Posverdad y falso documental

Fracasar con éxito

* Este artículo forma parte del dosier especial «Cine, posverdad y burbujas»

Relacionar cine y posverdad puede resultar a primera vista extraño ya que, de antemano, las imágenes cinematográficas no dicen de sí mismas que sean verdaderas. Al fin y al cabo no se nos presentan como documentos de la realidad, sino como representaciones, ficciones que, aparentemente, no tendrían un valor como documentos. Inclusive podríamos ir más allá y decir que el cine, al menos en su desarrollo como industria del entretenimiento en Occidente, no solo no ha pretendido que sus imágenes fueran verdaderas sino que además se ha mostrado abiertamente hostil a ello.
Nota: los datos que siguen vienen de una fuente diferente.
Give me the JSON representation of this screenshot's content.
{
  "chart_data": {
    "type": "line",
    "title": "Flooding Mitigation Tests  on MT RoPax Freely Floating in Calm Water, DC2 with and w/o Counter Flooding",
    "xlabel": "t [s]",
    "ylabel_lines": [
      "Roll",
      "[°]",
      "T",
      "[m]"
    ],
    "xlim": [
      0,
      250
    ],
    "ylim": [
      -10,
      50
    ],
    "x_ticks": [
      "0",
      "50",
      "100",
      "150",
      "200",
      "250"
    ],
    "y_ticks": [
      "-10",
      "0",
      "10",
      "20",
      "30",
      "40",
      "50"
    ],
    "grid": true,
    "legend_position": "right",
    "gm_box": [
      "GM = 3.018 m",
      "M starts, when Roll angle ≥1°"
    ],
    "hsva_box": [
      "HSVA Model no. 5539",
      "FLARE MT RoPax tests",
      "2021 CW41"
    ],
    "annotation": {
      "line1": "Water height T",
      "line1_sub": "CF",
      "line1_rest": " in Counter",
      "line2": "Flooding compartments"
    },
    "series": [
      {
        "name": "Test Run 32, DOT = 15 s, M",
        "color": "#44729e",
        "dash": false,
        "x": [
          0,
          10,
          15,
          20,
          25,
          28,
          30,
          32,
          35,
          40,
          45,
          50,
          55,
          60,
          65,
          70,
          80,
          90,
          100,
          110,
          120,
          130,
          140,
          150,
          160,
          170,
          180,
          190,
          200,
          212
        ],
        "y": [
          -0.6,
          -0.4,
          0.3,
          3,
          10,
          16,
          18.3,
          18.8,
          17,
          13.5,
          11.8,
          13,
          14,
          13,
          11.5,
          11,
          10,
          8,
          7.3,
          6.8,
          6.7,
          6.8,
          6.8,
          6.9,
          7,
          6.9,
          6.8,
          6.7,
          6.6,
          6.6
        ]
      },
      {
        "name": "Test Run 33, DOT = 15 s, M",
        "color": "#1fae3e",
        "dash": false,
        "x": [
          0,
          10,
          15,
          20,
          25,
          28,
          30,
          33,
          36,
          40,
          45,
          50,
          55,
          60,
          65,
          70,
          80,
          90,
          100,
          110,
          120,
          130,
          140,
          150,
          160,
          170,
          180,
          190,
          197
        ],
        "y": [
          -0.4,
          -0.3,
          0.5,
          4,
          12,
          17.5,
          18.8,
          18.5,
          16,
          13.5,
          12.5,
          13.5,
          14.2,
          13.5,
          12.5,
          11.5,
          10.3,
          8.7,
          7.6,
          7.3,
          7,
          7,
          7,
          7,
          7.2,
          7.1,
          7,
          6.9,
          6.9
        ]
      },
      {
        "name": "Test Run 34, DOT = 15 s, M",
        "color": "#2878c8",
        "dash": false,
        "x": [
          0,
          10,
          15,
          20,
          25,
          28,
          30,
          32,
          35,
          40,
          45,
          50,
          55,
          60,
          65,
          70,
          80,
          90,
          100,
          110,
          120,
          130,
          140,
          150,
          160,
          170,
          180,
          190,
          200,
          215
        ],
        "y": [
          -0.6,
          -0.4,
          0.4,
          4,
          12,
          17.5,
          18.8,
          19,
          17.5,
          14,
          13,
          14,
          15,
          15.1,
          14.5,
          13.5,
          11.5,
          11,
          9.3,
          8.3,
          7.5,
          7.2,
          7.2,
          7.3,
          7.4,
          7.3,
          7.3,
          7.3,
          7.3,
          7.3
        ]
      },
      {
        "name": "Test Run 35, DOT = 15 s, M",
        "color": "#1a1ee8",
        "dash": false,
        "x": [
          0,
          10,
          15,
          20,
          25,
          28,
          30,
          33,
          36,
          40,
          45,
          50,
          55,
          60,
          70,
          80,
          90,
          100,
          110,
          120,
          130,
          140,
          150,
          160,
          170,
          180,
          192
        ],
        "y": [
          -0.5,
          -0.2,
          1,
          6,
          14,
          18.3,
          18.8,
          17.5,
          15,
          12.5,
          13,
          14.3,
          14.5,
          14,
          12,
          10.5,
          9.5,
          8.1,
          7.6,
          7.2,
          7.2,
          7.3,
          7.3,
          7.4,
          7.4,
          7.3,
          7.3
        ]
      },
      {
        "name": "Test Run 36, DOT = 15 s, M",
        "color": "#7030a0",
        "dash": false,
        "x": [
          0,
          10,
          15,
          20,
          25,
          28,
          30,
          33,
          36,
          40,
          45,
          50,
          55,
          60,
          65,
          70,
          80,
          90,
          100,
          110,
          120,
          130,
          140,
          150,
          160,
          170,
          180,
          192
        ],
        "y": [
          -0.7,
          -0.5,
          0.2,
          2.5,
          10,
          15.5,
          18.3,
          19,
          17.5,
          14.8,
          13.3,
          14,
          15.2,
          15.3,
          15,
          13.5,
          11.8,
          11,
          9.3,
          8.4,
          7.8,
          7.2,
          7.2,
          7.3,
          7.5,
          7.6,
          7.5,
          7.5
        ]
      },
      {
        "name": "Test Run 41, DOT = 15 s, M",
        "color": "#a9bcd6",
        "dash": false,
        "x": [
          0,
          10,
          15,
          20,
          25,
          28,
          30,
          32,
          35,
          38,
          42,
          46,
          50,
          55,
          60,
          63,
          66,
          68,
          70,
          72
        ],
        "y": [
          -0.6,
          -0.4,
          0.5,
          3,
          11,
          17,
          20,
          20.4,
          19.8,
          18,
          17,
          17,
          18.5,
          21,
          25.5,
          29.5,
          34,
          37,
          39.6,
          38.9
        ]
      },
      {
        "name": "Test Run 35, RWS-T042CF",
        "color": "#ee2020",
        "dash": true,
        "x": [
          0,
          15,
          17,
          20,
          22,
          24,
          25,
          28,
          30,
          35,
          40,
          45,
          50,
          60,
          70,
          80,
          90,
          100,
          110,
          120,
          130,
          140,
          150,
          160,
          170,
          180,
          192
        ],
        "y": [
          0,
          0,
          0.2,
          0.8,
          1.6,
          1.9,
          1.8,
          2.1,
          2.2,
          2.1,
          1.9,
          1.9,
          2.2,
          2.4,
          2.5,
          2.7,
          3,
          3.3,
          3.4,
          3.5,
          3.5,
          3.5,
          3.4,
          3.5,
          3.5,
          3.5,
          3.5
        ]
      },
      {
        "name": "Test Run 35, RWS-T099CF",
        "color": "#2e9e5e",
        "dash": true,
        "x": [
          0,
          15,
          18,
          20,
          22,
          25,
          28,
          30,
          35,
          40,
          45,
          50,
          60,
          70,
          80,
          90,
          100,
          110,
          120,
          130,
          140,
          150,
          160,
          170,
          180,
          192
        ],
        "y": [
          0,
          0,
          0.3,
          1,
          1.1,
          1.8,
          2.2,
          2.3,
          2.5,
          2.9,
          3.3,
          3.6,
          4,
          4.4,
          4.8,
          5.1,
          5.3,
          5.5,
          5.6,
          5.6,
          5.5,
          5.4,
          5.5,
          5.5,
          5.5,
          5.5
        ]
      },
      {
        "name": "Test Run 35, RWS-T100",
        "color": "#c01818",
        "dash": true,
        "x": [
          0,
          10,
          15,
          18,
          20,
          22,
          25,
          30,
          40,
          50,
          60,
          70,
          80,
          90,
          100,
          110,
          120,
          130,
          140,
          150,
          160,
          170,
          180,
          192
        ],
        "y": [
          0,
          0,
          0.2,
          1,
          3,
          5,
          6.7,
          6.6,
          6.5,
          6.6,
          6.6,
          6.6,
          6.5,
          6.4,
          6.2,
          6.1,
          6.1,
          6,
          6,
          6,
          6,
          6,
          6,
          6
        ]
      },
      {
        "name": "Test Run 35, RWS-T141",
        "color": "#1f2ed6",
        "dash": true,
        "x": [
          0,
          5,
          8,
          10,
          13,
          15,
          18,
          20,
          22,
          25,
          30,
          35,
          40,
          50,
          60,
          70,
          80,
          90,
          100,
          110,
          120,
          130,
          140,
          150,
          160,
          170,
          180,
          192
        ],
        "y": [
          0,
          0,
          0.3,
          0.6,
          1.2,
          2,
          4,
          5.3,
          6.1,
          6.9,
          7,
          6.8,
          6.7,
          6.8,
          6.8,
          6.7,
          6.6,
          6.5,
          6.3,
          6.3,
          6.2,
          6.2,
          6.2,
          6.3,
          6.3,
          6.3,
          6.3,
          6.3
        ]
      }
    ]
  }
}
El cine nace como un espectáculo popular, hasta el punto de ser considerado en sus orígenes —y en cierta medida, también actualmente— como baja cultura, como entretenimiento para masas (1), en contraste con otras artes como la pintura, la escultura, la literatura o el teatro. El cine de ficción, pues, es originalmente iconoclasta y posverdadero, y a lo largo de su historia ha adoptado como tema su propia crítica como representación e ilusión y no la Verdad absoluta, atemporal y trascendental (2).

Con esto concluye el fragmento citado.